The stoma is then closed a few months later in a much simpler procedure. The pouch acts as a reservoir to store the faeces prior to defecation. Although bowel function never returns to “normal” and most patients experience five or so bowel movements per day and possibly one at night, satisfaction levels are generally high. In a small number of cases the pouch is not successful and may have to be removed, however this is uncommon. Pouch surgery should not be undertaken lightly and may have an impact on childbearing in young women. You should discuss the suitability of this procedure and other possible complications with a colorectal surgeon experienced in this technique.

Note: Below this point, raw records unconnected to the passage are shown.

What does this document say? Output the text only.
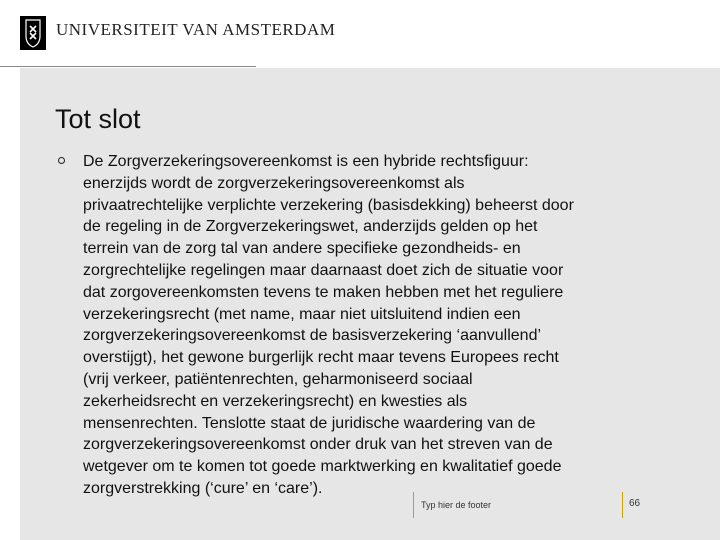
UNIVERSITEIT VAN AMSTERDAM
Tot slot
De Zorgverzekeringsovereenkomst is een hybride rechtsfiguur:
enerzijds wordt de zorgverzekeringsovereenkomst als
privaatrechtelijke verplichte verzekering (basisdekking) beheerst door
de regeling in de Zorgverzekeringswet, anderzijds gelden op het
terrein van de zorg tal van andere specifieke gezondheids- en
zorgrechtelijke regelingen maar daarnaast doet zich de situatie voor
dat zorgovereenkomsten tevens te maken hebben met het reguliere
verzekeringsrecht (met name, maar niet uitsluitend indien een
zorgverzekeringsovereenkomst de basisverzekering ‘aanvullend’
overstijgt), het gewone burgerlijk recht maar tevens Europees recht
(vrij verkeer, patiëntenrechten, geharmoniseerd sociaal
zekerheidsrecht en verzekeringsrecht) en kwesties als
mensenrechten. Tenslotte staat de juridische waardering van de
zorgverzekeringsovereenkomst onder druk van het streven van de
wetgever om te komen tot goede marktwerking en kwalitatief goede
zorgverstrekking (‘cure’ en ‘care’).
Typ hier de footer	66
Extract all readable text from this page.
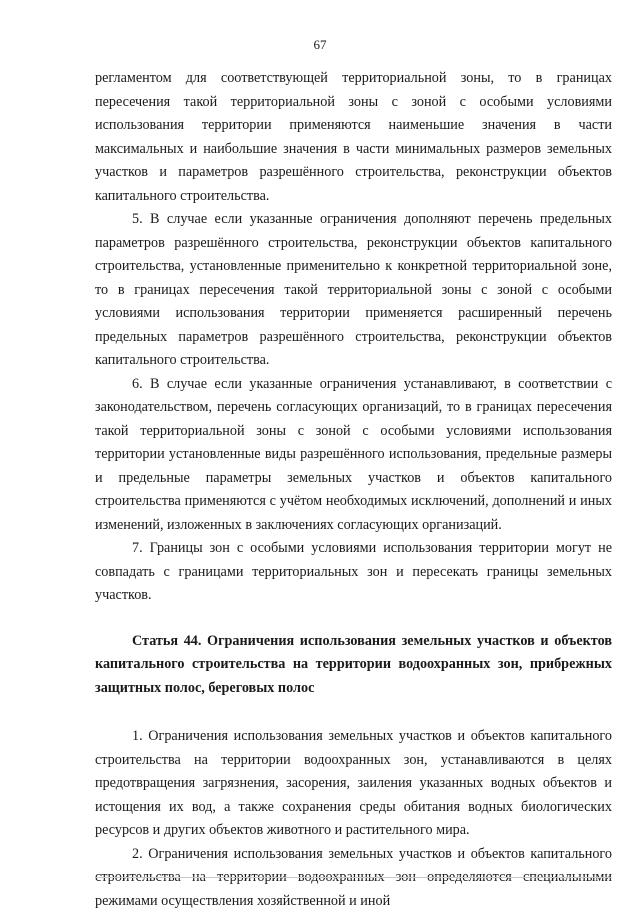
67

регламентом для соответствующей территориальной зоны, то в границах пересечения такой территориальной зоны с зоной с особыми условиями использования территории применяются наименьшие значения в части максимальных и наибольшие значения в части минимальных размеров земельных участков и параметров разрешённого строительства, реконструкции объектов капитального строительства.

5. В случае если указанные ограничения дополняют перечень предельных параметров разрешённого строительства, реконструкции объектов капитального строительства, установленные применительно к конкретной территориальной зоне, то в границах пересечения такой территориальной зоны с зоной с особыми условиями использования территории применяется расширенный перечень предельных параметров разрешённого строительства, реконструкции объектов капитального строительства.

6. В случае если указанные ограничения устанавливают, в соответствии с законодательством, перечень согласующих организаций, то в границах пересечения такой территориальной зоны с зоной с особыми условиями использования территории установленные виды разрешённого использования, предельные размеры и предельные параметры земельных участков и объектов капитального строительства применяются с учётом необходимых исключений, дополнений и иных изменений, изложенных в заключениях согласующих организаций.

7. Границы зон с особыми условиями использования территории могут не совпадать с границами территориальных зон и пересекать границы земельных участков.

Статья 44. Ограничения использования земельных участков и объектов капитального строительства на территории водоохранных зон, прибрежных защитных полос, береговых полос

1. Ограничения использования земельных участков и объектов капитального строительства на территории водоохранных зон, устанавливаются в целях предотвращения загрязнения, засорения, заиления указанных водных объектов и истощения их вод, а также сохранения среды обитания водных биологических ресурсов и других объектов животного и растительного мира.

2. Ограничения использования земельных участков и объектов капитального строительства на территории водоохранных зон определяются специальными режимами осуществления хозяйственной и иной
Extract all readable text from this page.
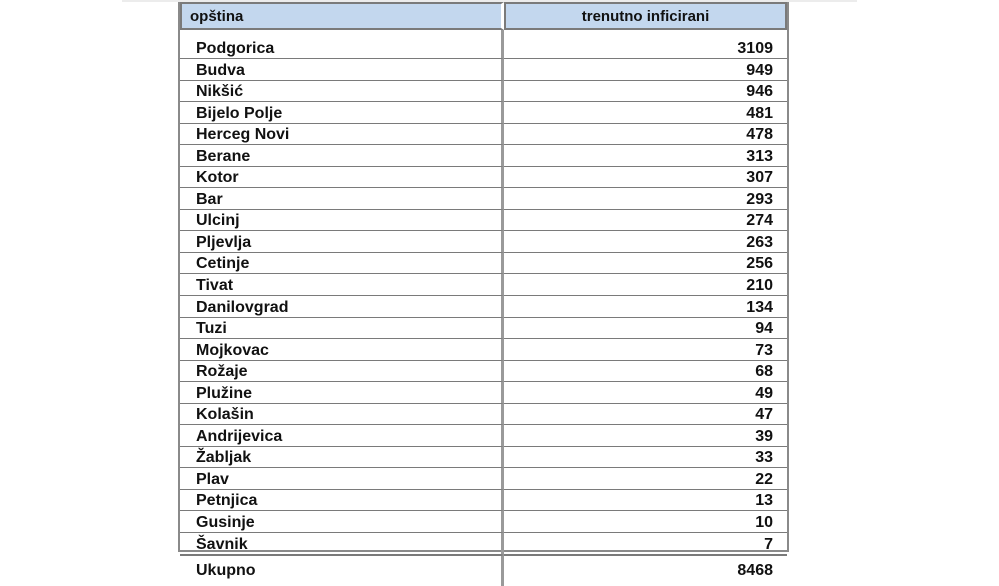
opština	trenutno inficirani
Podgorica	3109
Budva	949
Nikšić	946
Bijelo Polje	481
Herceg Novi	478
Berane	313
Kotor	307
Bar	293
Ulcinj	274
Pljevlja	263
Cetinje	256
Tivat	210
Danilovgrad	134
Tuzi	94
Mojkovac	73
Rožaje	68
Plužine	49
Kolašin	47
Andrijevica	39
Žabljak	33
Plav	22
Petnjica	13
Gusinje	10
Šavnik	7
Ukupno	8468
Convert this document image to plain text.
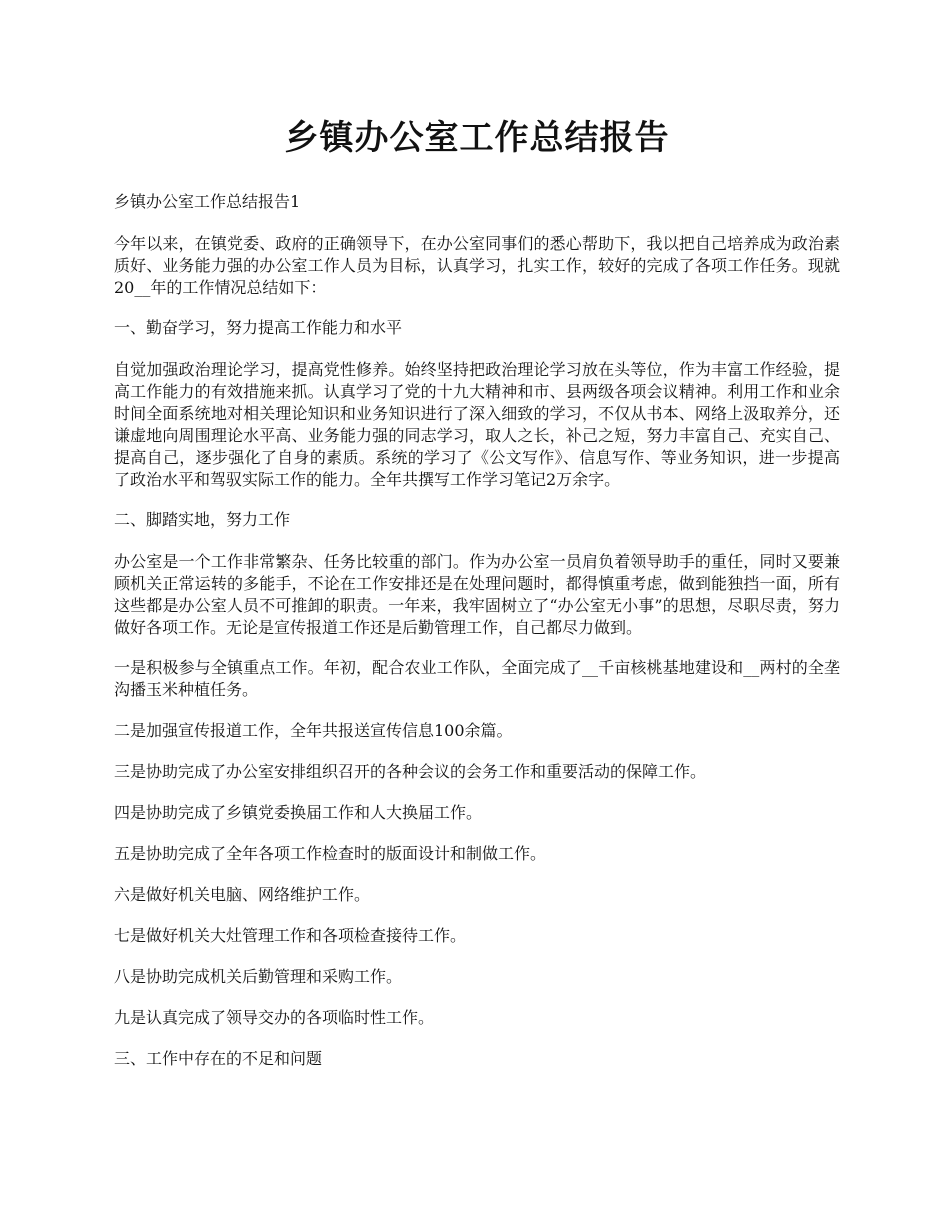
乡镇办公室工作总结报告

乡镇办公室工作总结报告1

今年以来，在镇党委、政府的正确领导下，在办公室同事们的悉心帮助下，我以把自己培养成为政治素质好、业务能力强的办公室工作人员为目标，认真学习，扎实工作，较好的完成了各项工作任务。现就20__年的工作情况总结如下：

一、勤奋学习，努力提高工作能力和水平

自觉加强政治理论学习，提高党性修养。始终坚持把政治理论学习放在头等位，作为丰富工作经验，提高工作能力的有效措施来抓。认真学习了党的十九大精神和市、县两级各项会议精神。利用工作和业余时间全面系统地对相关理论知识和业务知识进行了深入细致的学习，不仅从书本、网络上汲取养分，还谦虚地向周围理论水平高、业务能力强的同志学习，取人之长，补己之短，努力丰富自己、充实自己、提高自己，逐步强化了自身的素质。系统的学习了《公文写作》、信息写作、等业务知识，进一步提高了政治水平和驾驭实际工作的能力。全年共撰写工作学习笔记2万余字。

二、脚踏实地，努力工作

办公室是一个工作非常繁杂、任务比较重的部门。作为办公室一员肩负着领导助手的重任，同时又要兼顾机关正常运转的多能手，不论在工作安排还是在处理问题时，都得慎重考虑，做到能独挡一面，所有这些都是办公室人员不可推卸的职责。一年来，我牢固树立了“办公室无小事”的思想，尽职尽责，努力做好各项工作。无论是宣传报道工作还是后勤管理工作，自己都尽力做到。

一是积极参与全镇重点工作。年初，配合农业工作队，全面完成了__千亩核桃基地建设和__两村的全垄沟播玉米种植任务。

二是加强宣传报道工作，全年共报送宣传信息100余篇。

三是协助完成了办公室安排组织召开的各种会议的会务工作和重要活动的保障工作。

四是协助完成了乡镇党委换届工作和人大换届工作。

五是协助完成了全年各项工作检查时的版面设计和制做工作。

六是做好机关电脑、网络维护工作。

七是做好机关大灶管理工作和各项检查接待工作。

八是协助完成机关后勤管理和采购工作。

九是认真完成了领导交办的各项临时性工作。

三、工作中存在的不足和问题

Are there any alternatives?

People may hear about the continent ileostomy or Kock pouch. This is like an ileostomy but a pouch of small intestine is created inside the abdomen. The benefit is that there is no need to wear a bag and the reservoir can be emptied by a catheter 3-4 times a day however complication and failure rates for this procedure are high and it is very rarely performed at all nowadays. An alternative procedure has historically been to retain the rectum and join the small bowel directly to it. Although this avoids the need for an ileostomy it does not treat the rectal UC and is not routinely undertaken.


Conclusion

Managing UC can be very complex and should be undertaken by a specialist gastroenterologist in conjunction with an experienced colorectal surgeon.